Facing a possible prison sentence and ashamed of the financial and emotional toll he’d subjected his parents and family to, Armbrust knew he needed a major turnaround. After finishing his 90-day rehab, he moved, changed friends, got a full-time job at an auto parts store and says he’s now been clean for 2 1/2 years. He takes buprenorphine twice a day but has cut the dosage in half over the last two years.

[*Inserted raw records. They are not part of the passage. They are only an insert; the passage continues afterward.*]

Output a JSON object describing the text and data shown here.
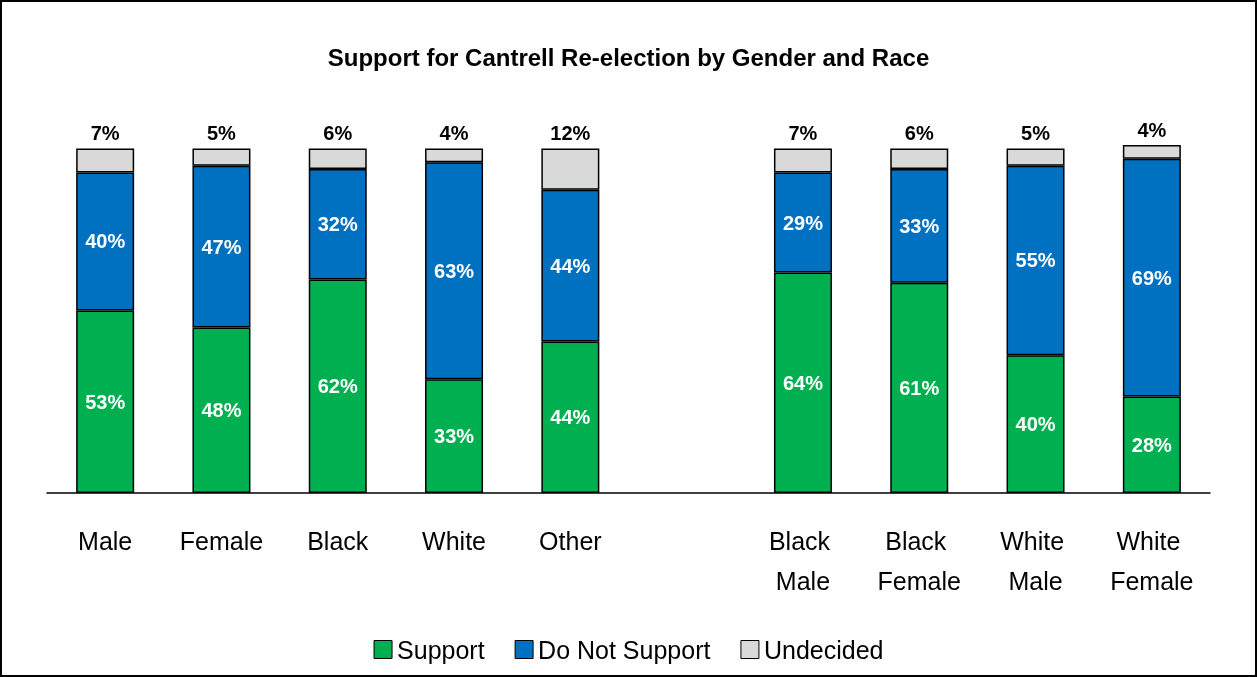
{
  "chart_data": {
    "type": "bar",
    "title": "Support for Cantrell Re-election by Gender and Race",
    "stacked": true,
    "legend": "bottom",
    "categories": [
      "Male",
      "Female",
      "Black",
      "White",
      "Other",
      null,
      "Black Male",
      "Black Female",
      "White Male",
      "White Female"
    ],
    "series": [
      {
        "name": "Support",
        "color": "#00b050",
        "values": [
          53,
          48,
          62,
          33,
          44,
          null,
          64,
          61,
          40,
          28
        ],
        "value_labels": [
          "53%",
          "48%",
          "62%",
          "33%",
          "44%",
          null,
          "64%",
          "61%",
          "40%",
          "28%"
        ]
      },
      {
        "name": "Do Not Support",
        "color": "#0070c0",
        "values": [
          40,
          47,
          32,
          63,
          44,
          null,
          29,
          33,
          55,
          69
        ],
        "value_labels": [
          "40%",
          "47%",
          "32%",
          "63%",
          "44%",
          null,
          "29%",
          "33%",
          "55%",
          "69%"
        ]
      },
      {
        "name": "Undecided",
        "color": "#d9d9d9",
        "values": [
          7,
          5,
          6,
          4,
          12,
          null,
          7,
          6,
          5,
          4
        ],
        "value_labels": [
          "7%",
          "5%",
          "6%",
          "4%",
          "12%",
          null,
          "7%",
          "6%",
          "5%",
          "4%"
        ]
      }
    ]
  }
}
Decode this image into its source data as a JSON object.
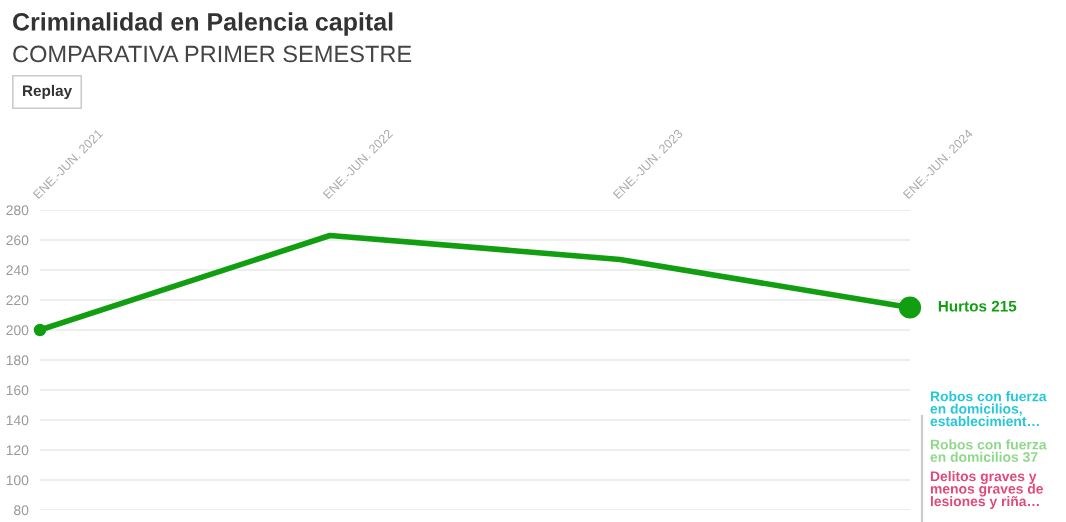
{
  "chart_data": {
    "type": "line",
    "title": "Criminalidad en Palencia capital",
    "subtitle": "COMPARATIVA PRIMER SEMESTRE",
    "categories": [
      "ENE.-JUN. 2021",
      "ENE.-JUN. 2022",
      "ENE.-JUN. 2023",
      "ENE.-JUN. 2024"
    ],
    "series": [
      {
        "name": "Hurtos",
        "color": "#119e11",
        "values": [
          200,
          263,
          247,
          215
        ],
        "value_labels": [
          null,
          null,
          null,
          "215"
        ]
      }
    ],
    "ylim": [
      80,
      280
    ],
    "yticks": [
      80,
      100,
      120,
      140,
      160,
      180,
      200,
      220,
      240,
      260,
      280
    ],
    "grid": "y",
    "legend": false,
    "annotations": [
      "Replay",
      "Robos con fuerza\nen domicilios,\nestablecimient…",
      "Robos con fuerza\nen domicilios 37",
      "Delitos graves y\nmenos graves de\nlesiones y riña…"
    ]
  }
}
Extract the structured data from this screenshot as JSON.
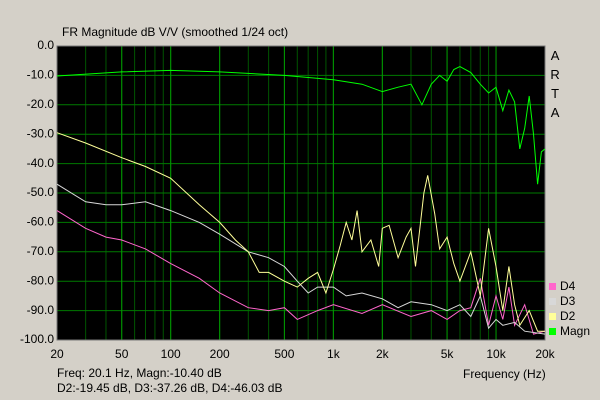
{
  "chart_data": {
    "type": "line",
    "title": "FR Magnitude dB V/V (smoothed 1/24 oct)",
    "side_label": "ARTA",
    "x_label": "Frequency (Hz)",
    "footer": [
      "Freq: 20.1 Hz, Magn:-10.40 dB",
      "D2:-19.45 dB, D3:-37.26 dB, D4:-46.03 dB"
    ],
    "xlog": true,
    "grid": true,
    "xlim": [
      20,
      20000
    ],
    "ylim": [
      -100,
      0
    ],
    "xticks": [
      20,
      50,
      100,
      200,
      500,
      {
        "value": 1000,
        "label": "1k"
      },
      {
        "value": 2000,
        "label": "2k"
      },
      {
        "value": 5000,
        "label": "5k"
      },
      {
        "value": 10000,
        "label": "10k"
      },
      {
        "value": 20000,
        "label": "20k"
      }
    ],
    "yticks": [
      {
        "value": 0,
        "label": "0.0"
      },
      {
        "value": -10,
        "label": "-10.0"
      },
      {
        "value": -20,
        "label": "-20.0"
      },
      {
        "value": -30,
        "label": "-30.0"
      },
      {
        "value": -40,
        "label": "-40.0"
      },
      {
        "value": -50,
        "label": "-50.0"
      },
      {
        "value": -60,
        "label": "-60.0"
      },
      {
        "value": -70,
        "label": "-70.0"
      },
      {
        "value": -80,
        "label": "-80.0"
      },
      {
        "value": -90,
        "label": "-90.0"
      },
      {
        "value": -100,
        "label": "-100.0"
      }
    ],
    "series": [
      {
        "name": "Magn",
        "color": "#00ff00",
        "x": [
          20,
          50,
          100,
          200,
          500,
          1000,
          1500,
          2000,
          2500,
          3000,
          3500,
          4000,
          4500,
          5000,
          5500,
          6000,
          7000,
          8000,
          9000,
          10000,
          11000,
          12000,
          13000,
          14000,
          15000,
          16000,
          17000,
          18000,
          19000,
          20000
        ],
        "values": [
          -10.2,
          -8.8,
          -8.3,
          -8.8,
          -10,
          -11.5,
          -13,
          -15.5,
          -14,
          -13,
          -20,
          -13,
          -10,
          -12,
          -8,
          -7,
          -9,
          -13,
          -16,
          -14,
          -22,
          -15,
          -19,
          -35,
          -28,
          -17,
          -30,
          -47,
          -36,
          -35
        ]
      },
      {
        "name": "D2",
        "color": "#ffff99",
        "x": [
          20,
          30,
          50,
          70,
          100,
          150,
          200,
          250,
          300,
          350,
          400,
          500,
          600,
          700,
          800,
          900,
          1000,
          1100,
          1200,
          1300,
          1400,
          1500,
          1700,
          1900,
          2000,
          2200,
          2500,
          2800,
          3000,
          3200,
          3600,
          3800,
          4200,
          4500,
          5000,
          5500,
          6000,
          7000,
          8000,
          9000,
          10000,
          11000,
          12000,
          13000,
          14000,
          16000,
          18000,
          20000
        ],
        "values": [
          -29.5,
          -33,
          -38,
          -41,
          -45,
          -54,
          -60,
          -66,
          -70,
          -77,
          -77,
          -80,
          -82,
          -79,
          -77,
          -84,
          -76,
          -68,
          -60,
          -66,
          -56,
          -70,
          -66,
          -75,
          -62,
          -61,
          -72,
          -65,
          -62,
          -75,
          -50,
          -44,
          -57,
          -69,
          -65,
          -74,
          -80,
          -70,
          -85,
          -62,
          -75,
          -90,
          -75,
          -88,
          -95,
          -90,
          -97,
          -97
        ]
      },
      {
        "name": "D3",
        "color": "#d8d8d8",
        "x": [
          20,
          30,
          40,
          50,
          70,
          100,
          150,
          200,
          300,
          400,
          500,
          600,
          700,
          800,
          1000,
          1200,
          1500,
          2000,
          2500,
          3000,
          4000,
          5000,
          6000,
          7000,
          8000,
          9000,
          10000,
          11000,
          13000,
          15000,
          20000
        ],
        "values": [
          -47,
          -53,
          -54,
          -54,
          -53,
          -56,
          -60,
          -64,
          -70,
          -72,
          -75,
          -80,
          -84,
          -82,
          -82,
          -85,
          -84,
          -86,
          -89,
          -87,
          -88,
          -90,
          -88,
          -92,
          -85,
          -96,
          -93,
          -95,
          -94,
          -97,
          -98
        ]
      },
      {
        "name": "D4",
        "color": "#ff66cc",
        "x": [
          20,
          30,
          40,
          50,
          70,
          100,
          150,
          200,
          300,
          400,
          500,
          600,
          800,
          1000,
          1500,
          2000,
          3000,
          4000,
          5000,
          6000,
          7000,
          8000,
          9000,
          10000,
          11000,
          12000,
          13000,
          15000,
          17000,
          20000
        ],
        "values": [
          -56,
          -62,
          -65,
          -66,
          -69,
          -74,
          -79,
          -84,
          -89,
          -90,
          -89,
          -93,
          -90,
          -88,
          -91,
          -88,
          -92,
          -90,
          -93,
          -90,
          -89,
          -79,
          -95,
          -85,
          -93,
          -82,
          -95,
          -88,
          -98,
          -97
        ]
      }
    ]
  }
}
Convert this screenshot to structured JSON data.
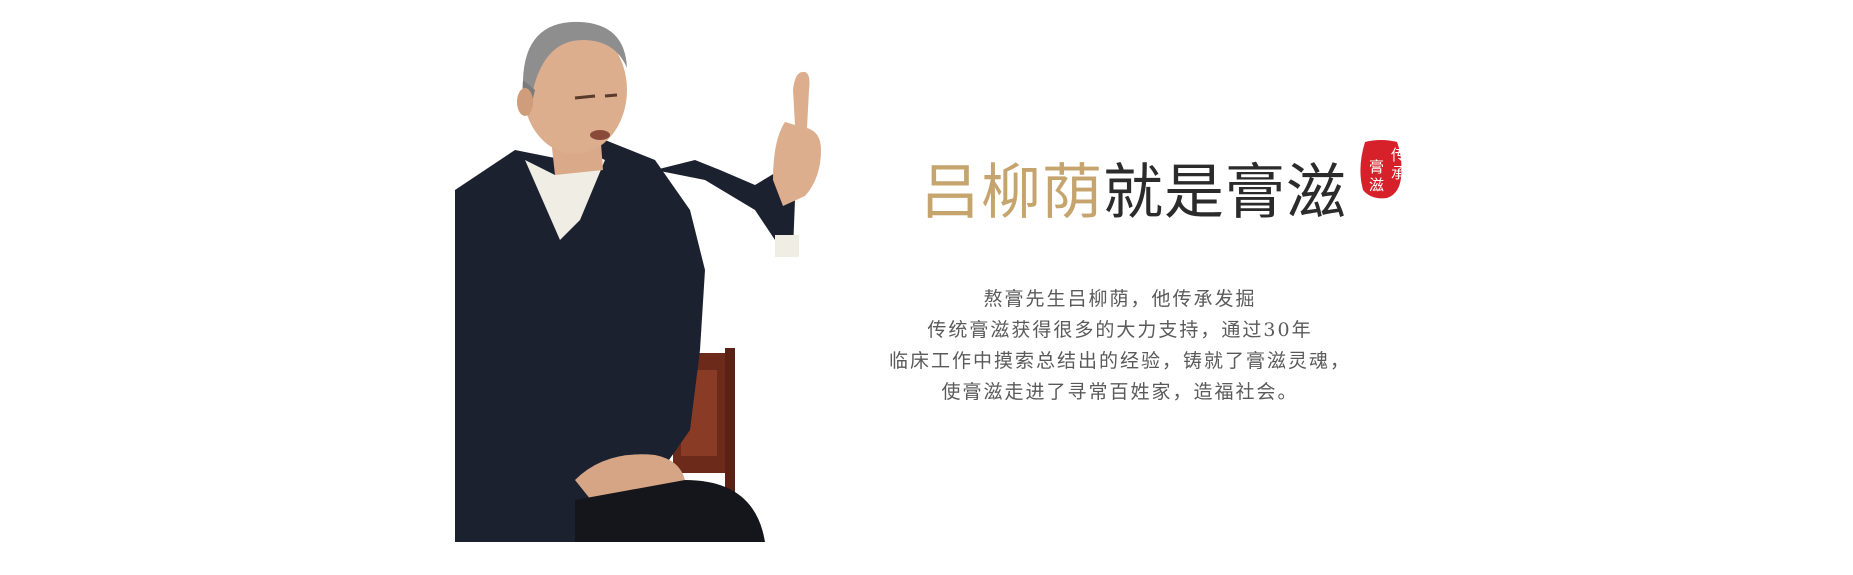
{
  "heading": {
    "name": "吕柳荫",
    "rest": "就是膏滋"
  },
  "seal": {
    "text": "传承膏滋",
    "color": "#d6202a"
  },
  "description": {
    "lines": [
      "熬膏先生吕柳荫，他传承发掘",
      "传统膏滋获得很多的大力支持，通过30年",
      "临床工作中摸索总结出的经验，铸就了膏滋灵魂，",
      "使膏滋走进了寻常百姓家，造福社会。"
    ]
  },
  "colors": {
    "name_gold": "#c6a46d",
    "heading_dark": "#2b2b2b",
    "body_gray": "#5a5a5a",
    "jacket": "#1c2130"
  }
}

“Fear of the consequences definitely kept me clean and sober long enough to fully give (rehab) a shot,” said the 25-year-old, sipping an after-work vanilla latte last week at a Roseville Starbucks. “Once I put my heart into it, it kept me sober. There’s no greater feeling.”

Despite the nation’s war on opiates, prescription opioids still have a place, say pain experts. “They’re really essential drugs in medicine,” said UC Davis professor Fishman. “There’s no benefit without risk, particularly with painkillers. We just want to avoid treatments that are worse than the disease.”